Temperature Controlled Capillary Driven Sequential Stacking Self-Assembly using Two Different Adhesives

In this paper, a new temperature controlled sequential stacking self-assembly technique is proposed. This method utilizes capillary force generated by two different liquid of TEGDMA (triethyleneglycol dimethacrylate) and 42Sn-58Bi solder as adhesives. TEGDMA with an additional thermal initiator is liquid at room temperature and hardens by heat. 42Sn-58Bi solder is solid at room temperature and melts at 138 degC. Since TEGDMA and 42Sn-58Bi solder are selectively utilized as adhesives by setting the process temperature at room temperature for TEGDMA and 150 degC for 42Sn-58Bi solder, the sequential self-assembly of different components can be realized.
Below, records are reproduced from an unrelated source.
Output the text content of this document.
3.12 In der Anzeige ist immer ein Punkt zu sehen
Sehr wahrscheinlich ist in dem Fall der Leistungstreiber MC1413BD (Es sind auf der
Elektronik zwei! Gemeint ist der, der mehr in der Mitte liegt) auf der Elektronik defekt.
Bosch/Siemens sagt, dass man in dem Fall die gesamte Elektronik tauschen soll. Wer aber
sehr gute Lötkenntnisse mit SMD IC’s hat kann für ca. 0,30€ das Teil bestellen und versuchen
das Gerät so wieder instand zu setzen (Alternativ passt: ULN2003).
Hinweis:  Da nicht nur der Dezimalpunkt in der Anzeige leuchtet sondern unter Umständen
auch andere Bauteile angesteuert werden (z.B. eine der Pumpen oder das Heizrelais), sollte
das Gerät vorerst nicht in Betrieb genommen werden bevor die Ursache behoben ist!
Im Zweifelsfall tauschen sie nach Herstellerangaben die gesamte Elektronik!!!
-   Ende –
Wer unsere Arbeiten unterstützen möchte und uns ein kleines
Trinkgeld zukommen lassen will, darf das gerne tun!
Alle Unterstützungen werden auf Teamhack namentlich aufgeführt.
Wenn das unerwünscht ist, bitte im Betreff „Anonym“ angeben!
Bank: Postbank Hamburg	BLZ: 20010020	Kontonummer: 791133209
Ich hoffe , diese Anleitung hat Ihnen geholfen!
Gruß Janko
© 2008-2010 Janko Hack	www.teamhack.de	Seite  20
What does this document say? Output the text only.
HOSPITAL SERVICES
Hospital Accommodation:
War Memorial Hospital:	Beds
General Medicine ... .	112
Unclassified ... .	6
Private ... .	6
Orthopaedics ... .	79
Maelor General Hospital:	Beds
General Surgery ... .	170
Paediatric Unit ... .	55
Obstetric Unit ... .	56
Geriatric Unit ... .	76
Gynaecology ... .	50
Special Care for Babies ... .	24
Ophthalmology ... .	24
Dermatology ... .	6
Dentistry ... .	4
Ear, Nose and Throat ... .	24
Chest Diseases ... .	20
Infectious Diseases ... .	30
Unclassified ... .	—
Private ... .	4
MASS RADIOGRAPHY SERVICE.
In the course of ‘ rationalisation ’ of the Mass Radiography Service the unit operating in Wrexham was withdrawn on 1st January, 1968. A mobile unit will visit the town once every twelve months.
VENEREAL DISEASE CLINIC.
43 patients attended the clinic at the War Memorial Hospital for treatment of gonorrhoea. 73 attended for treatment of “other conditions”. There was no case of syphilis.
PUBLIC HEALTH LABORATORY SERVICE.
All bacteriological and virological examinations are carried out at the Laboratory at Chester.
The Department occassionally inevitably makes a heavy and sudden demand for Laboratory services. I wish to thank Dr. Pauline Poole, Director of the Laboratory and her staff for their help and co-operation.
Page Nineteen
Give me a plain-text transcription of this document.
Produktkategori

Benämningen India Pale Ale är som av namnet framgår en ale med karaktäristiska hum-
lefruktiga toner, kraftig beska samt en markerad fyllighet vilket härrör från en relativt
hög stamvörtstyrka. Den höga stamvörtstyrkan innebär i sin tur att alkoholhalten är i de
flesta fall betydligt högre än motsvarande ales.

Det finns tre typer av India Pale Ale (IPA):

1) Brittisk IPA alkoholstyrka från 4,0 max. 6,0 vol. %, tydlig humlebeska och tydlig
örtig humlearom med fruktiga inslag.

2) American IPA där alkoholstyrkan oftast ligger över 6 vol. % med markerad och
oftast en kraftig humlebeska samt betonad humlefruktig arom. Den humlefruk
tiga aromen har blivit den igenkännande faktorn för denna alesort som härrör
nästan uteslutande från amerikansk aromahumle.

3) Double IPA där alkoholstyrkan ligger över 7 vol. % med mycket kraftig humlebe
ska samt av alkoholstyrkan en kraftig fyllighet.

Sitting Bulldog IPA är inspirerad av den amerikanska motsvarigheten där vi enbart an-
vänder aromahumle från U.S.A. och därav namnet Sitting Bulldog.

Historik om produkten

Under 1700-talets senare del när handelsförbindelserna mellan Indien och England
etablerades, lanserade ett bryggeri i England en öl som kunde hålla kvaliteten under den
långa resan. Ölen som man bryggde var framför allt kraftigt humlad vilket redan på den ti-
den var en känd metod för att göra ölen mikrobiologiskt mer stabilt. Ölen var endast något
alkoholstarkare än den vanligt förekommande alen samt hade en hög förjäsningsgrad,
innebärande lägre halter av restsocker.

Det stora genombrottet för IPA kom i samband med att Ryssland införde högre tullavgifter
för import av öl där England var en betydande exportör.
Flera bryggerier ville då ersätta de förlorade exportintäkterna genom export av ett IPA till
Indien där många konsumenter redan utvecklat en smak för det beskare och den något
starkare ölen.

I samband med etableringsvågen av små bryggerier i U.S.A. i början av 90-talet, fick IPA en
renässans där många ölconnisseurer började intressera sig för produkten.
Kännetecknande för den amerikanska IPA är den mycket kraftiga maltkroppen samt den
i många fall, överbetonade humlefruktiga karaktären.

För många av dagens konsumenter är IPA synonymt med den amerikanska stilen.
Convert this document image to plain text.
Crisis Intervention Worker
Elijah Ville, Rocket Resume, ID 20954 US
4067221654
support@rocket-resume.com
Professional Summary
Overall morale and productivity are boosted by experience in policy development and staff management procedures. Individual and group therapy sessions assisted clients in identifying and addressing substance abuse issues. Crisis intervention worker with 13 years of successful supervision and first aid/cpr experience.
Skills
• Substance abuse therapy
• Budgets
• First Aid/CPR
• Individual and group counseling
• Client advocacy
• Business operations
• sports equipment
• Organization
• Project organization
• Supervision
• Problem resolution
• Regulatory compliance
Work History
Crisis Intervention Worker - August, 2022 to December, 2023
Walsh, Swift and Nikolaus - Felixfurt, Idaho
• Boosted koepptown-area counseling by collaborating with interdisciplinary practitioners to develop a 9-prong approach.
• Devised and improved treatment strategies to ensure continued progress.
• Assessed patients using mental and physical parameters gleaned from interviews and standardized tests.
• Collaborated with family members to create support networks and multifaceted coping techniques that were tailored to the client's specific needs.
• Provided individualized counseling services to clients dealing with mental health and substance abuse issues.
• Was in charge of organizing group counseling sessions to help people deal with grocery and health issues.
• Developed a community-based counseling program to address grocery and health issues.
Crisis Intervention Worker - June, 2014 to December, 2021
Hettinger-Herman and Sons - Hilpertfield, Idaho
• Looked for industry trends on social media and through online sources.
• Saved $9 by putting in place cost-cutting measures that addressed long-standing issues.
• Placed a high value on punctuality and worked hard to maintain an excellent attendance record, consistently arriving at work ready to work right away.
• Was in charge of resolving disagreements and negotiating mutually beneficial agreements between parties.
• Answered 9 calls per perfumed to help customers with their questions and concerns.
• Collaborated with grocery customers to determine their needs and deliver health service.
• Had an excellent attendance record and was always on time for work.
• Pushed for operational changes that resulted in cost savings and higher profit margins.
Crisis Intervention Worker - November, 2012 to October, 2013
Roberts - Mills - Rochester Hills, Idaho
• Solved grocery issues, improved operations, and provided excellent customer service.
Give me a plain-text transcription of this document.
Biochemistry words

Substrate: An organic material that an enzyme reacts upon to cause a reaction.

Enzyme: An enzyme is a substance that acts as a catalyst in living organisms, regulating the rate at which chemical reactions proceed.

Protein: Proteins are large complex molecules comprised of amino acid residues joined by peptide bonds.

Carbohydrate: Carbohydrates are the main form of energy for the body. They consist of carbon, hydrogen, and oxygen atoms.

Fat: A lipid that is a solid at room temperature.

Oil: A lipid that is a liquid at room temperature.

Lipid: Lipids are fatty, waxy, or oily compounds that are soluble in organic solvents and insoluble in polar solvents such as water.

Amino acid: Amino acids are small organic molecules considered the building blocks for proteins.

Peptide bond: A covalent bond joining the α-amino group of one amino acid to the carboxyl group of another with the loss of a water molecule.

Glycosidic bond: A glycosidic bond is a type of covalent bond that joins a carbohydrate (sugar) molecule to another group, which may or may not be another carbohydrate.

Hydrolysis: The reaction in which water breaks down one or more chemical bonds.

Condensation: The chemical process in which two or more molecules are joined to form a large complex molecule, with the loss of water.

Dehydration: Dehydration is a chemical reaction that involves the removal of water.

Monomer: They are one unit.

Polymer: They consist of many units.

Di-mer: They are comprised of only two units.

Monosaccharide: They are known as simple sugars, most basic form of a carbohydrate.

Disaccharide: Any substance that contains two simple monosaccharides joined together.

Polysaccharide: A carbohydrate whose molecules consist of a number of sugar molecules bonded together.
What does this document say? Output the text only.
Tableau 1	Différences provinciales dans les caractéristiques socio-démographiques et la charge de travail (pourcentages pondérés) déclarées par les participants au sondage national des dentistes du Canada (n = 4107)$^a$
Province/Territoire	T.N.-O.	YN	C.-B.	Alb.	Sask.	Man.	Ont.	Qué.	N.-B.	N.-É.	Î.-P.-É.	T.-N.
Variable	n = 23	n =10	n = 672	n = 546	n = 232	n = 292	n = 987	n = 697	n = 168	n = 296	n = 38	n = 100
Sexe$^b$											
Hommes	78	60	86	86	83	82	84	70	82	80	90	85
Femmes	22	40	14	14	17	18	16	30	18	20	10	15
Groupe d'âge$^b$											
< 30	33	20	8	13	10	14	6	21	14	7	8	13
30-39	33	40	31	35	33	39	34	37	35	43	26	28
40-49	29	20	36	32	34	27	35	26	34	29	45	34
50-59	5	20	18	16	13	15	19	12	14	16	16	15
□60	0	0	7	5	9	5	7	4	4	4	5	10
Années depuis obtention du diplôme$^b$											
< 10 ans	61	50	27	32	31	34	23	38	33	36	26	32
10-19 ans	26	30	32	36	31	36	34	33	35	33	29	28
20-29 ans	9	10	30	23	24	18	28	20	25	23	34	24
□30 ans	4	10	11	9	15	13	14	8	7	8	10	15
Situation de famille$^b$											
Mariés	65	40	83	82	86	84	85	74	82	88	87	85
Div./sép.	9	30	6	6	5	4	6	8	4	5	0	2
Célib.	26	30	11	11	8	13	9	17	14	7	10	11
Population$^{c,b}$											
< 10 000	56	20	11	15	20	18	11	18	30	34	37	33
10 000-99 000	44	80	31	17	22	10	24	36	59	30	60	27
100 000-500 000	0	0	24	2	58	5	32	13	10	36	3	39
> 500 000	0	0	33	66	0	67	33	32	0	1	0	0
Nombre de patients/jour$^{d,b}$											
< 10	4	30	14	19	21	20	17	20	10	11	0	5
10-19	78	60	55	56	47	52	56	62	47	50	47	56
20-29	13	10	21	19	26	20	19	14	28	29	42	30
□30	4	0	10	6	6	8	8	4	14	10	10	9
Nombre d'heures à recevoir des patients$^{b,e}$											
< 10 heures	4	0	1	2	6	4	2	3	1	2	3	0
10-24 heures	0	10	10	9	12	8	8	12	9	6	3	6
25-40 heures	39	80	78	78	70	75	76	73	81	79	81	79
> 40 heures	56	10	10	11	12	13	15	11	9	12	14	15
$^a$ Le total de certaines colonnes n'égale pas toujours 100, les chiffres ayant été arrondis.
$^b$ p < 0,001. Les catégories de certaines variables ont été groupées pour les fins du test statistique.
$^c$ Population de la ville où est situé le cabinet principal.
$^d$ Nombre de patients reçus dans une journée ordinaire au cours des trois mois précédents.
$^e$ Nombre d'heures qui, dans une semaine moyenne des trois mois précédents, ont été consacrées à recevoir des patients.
The feasibility of the proposed process and alignment accuracy are experimentally and theoretically examined using 1 mm square silicon chips as test components. The first component assembly on a substrate is carried out at room temperature using TEGDMA, and the second component assembly on the assembled component is carried out at 150 degC using 42Sn-58Bi solder. Both assembly steps are carried out in EG (Ethylene Glycol) solvent with an additional sulfuric acid. It was confirmed that the first and the second assembly were successfully done at room temperature and at 150 degC, and alignment accuracy of the first and the second assembly were 33 mum and a few mum, respectively.